Her sister added: “Jennifer had diarrhea, a side effect of malnutrition, and she was too weak to go to the bathroom or clean herself, so the feces got into the open sores in her legs. As a result, she had blood poisoning when she died.”

“The last time I saw Jennifer at the Bracton Center it was really hard to look at her because she was in such a pitiful state. The wounds on her legs were weeping and she was shuffling like a 90-year-old with dirty bandages hanging off her legs.”

“Before she got sick, Jennifer was always impeccably dressed. She was tall and willowy. Jennifer loved clothes, loved looking good, doing her hair and nails and seeing what happened to her was really hard. If Jennifer from 2007 could have seen herself before she died, she would have been absolutely horrified.”

Ms Lewis’ family have also raised serious concerns about the electroconvulsive therapy she was given a few months before her death, and were told the treatment would make her more “compliant” with her care regimen. However, they found that after ECT, their “word-finding and thinking skills deteriorated significantly.”

Angela Lewis described how Oxleas and medical hospitals, including Whittington Hospital, would attend to either Jennifer’s physical or psychological needs only, but rarely in conjunction.

She said: “Patients in a psychiatric ward are not one-dimensional. You can come to a psychiatric acute care unit with any type of physical health problem. Neglecting the holistic needs of the most vulnerable patients held by the state is totally unacceptable to us as a family.”

“Jennifer was not responsible for her own care due to the fact that she was incarcerated under Section 3 of the Mental Health Act. So blaming Jennifer for her own death and blaming her is completely unethical. We still can’t quite believe Jennifer was allowed to starve in government custody.”

Failure to address the physical health of people with serious mental illness has previously been addressed by coroners. In one example, a coroner in London last year found that an acute care hospital was not treating a man’s spinal injury because his symptoms were mistaken for mental health problems.

Alexa Knight, associate director for policy and practice at mental health charity Rethink Mental Illness, said LatestPageNews: “The death of Jennifer Lewis is a tragic example of the consequences of neglecting the physical health needs of people with serious mental illness. Our thoughts and sympathy are with Jennifer’s family.

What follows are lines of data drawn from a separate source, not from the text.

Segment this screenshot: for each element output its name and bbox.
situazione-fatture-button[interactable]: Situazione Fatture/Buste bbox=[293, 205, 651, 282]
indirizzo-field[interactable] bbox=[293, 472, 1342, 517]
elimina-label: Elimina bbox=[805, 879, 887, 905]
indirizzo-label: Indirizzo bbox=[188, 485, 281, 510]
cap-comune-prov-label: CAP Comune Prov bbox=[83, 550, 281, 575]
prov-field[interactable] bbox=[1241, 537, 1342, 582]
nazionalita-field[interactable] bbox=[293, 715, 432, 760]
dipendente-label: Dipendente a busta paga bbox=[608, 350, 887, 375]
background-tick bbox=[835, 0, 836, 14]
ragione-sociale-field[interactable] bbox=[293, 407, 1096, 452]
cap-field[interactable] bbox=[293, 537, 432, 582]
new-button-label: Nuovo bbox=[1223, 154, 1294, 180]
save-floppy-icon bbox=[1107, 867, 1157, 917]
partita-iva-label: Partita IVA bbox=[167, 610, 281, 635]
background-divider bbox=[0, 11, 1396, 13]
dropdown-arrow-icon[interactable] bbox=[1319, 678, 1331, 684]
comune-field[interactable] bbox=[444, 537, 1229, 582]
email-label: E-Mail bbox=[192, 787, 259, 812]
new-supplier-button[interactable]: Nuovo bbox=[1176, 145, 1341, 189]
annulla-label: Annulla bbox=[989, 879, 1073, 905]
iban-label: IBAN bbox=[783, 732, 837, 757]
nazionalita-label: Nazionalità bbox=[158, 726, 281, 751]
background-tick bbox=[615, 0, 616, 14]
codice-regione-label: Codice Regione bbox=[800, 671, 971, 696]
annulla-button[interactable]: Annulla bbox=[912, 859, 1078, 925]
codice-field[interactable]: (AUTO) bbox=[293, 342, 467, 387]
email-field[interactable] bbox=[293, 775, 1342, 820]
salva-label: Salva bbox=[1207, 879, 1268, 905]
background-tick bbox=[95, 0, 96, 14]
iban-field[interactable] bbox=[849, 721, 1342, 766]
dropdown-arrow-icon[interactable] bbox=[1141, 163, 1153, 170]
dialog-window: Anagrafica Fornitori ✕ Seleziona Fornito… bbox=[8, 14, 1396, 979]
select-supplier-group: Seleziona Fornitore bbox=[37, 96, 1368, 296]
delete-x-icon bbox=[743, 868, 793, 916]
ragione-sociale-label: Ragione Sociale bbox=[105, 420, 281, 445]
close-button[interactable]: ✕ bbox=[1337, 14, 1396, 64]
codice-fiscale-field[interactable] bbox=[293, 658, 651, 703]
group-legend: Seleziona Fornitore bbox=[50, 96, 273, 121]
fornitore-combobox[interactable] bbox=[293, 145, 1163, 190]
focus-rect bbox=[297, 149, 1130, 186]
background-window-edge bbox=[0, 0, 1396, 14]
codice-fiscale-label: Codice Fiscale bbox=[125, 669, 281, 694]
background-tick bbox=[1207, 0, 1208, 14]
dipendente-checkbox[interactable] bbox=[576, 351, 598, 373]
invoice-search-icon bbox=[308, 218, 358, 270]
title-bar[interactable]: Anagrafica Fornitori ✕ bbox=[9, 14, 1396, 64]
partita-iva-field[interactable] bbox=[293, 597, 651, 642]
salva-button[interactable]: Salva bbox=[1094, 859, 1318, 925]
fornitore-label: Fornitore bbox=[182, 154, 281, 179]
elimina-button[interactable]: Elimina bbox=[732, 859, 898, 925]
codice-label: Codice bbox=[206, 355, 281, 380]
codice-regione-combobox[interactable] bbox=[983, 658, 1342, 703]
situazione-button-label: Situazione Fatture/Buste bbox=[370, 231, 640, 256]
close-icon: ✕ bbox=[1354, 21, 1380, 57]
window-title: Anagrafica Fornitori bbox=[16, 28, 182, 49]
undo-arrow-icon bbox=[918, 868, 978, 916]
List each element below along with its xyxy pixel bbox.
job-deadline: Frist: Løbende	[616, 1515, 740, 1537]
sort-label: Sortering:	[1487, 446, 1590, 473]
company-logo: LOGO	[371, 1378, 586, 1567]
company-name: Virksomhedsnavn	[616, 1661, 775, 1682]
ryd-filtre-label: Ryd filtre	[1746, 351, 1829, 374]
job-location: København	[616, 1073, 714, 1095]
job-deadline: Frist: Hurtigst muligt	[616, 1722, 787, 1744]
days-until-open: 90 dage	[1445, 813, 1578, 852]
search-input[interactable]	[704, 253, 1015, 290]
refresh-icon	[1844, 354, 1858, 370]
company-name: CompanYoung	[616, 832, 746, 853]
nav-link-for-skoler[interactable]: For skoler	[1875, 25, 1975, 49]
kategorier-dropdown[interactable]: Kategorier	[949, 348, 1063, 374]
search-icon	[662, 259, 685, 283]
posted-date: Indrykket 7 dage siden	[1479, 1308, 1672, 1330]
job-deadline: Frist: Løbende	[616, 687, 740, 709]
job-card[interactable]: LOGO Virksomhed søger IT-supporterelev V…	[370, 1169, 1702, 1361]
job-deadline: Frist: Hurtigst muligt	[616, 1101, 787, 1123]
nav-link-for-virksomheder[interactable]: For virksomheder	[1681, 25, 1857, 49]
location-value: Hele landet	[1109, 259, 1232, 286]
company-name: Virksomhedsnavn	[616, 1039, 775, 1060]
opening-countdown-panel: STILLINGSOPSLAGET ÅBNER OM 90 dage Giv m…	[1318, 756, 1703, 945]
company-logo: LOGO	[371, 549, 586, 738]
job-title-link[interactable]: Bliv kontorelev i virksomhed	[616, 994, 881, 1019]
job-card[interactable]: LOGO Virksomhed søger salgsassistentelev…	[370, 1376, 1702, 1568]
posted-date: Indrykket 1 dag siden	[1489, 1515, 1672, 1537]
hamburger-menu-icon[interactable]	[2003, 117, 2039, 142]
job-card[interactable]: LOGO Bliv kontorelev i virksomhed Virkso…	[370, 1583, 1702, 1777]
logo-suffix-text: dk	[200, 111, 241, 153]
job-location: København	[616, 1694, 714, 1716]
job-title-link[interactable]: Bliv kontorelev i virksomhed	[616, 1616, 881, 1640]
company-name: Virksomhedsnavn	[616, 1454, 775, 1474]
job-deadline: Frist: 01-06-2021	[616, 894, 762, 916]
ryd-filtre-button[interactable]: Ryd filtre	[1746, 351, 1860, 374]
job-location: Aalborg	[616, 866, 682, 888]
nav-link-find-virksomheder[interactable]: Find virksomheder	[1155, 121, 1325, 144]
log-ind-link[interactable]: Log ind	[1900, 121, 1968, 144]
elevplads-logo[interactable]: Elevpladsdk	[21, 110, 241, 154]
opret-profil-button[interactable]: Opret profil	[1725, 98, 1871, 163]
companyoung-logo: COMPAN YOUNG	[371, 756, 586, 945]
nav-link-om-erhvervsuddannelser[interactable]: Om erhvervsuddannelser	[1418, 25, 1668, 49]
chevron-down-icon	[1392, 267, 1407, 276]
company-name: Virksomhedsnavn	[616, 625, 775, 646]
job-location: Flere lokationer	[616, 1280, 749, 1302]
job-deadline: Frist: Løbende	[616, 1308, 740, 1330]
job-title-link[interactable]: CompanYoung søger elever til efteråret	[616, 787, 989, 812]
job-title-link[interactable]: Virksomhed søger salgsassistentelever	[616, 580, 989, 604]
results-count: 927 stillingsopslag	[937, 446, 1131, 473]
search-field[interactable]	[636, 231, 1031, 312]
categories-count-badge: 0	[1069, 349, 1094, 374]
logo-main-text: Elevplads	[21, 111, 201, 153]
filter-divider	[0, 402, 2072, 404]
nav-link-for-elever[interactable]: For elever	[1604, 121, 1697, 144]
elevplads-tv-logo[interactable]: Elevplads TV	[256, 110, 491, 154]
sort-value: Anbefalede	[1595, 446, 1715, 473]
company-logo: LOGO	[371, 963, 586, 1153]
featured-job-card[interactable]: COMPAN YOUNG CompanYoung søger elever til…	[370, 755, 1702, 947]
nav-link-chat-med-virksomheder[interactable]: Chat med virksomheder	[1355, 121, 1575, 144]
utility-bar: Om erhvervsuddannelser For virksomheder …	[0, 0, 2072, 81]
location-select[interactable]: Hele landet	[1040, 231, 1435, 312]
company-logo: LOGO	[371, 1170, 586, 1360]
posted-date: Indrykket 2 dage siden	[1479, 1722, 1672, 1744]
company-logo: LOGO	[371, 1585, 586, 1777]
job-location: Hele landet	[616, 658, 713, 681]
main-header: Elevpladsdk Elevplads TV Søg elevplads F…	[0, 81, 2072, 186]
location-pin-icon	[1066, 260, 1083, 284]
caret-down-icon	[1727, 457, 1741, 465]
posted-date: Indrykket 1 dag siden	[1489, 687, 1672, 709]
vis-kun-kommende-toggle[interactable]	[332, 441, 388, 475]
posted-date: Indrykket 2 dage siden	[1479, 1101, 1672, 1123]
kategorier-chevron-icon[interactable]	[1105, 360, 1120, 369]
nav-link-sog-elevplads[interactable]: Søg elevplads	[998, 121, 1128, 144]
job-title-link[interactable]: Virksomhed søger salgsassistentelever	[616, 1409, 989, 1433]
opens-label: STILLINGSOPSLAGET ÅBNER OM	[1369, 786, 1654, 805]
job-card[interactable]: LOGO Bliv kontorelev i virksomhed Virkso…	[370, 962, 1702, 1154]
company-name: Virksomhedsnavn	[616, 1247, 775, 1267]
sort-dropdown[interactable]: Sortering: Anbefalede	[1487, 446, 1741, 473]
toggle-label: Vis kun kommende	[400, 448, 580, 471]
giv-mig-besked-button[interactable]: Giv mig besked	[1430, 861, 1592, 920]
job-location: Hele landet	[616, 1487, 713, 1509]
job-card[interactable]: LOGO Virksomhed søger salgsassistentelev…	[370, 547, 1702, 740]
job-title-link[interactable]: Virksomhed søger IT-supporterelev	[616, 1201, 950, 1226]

“The physical needs of people with mental illness are all too often ignored. Regardless of whether people are in institutional care or living independently, it is unacceptable that people severely affected by mental illness face a reduced life expectancy compared to the general population.

She said physical health checks can help identify and manage health risks, but the number of people receiving them is well below target in the community, so efforts need to be made to increase access.

In a statement to the independent, Andy Bell, Executive Vice President, said: “People with mental health problems die prematurely, mostly because of untreated or poorly treated physical health problems. It is important that anyone receiving treatment for a mental illness also receives effective physical health care.

“That means being seen as a whole person and taking all of their health needs equally seriously. Tragically, people die too young when their needs are not adequately met by a system that still separates mental and physical health when they are so closely related.”

Oxleas Foundation Trust has been asked for comment.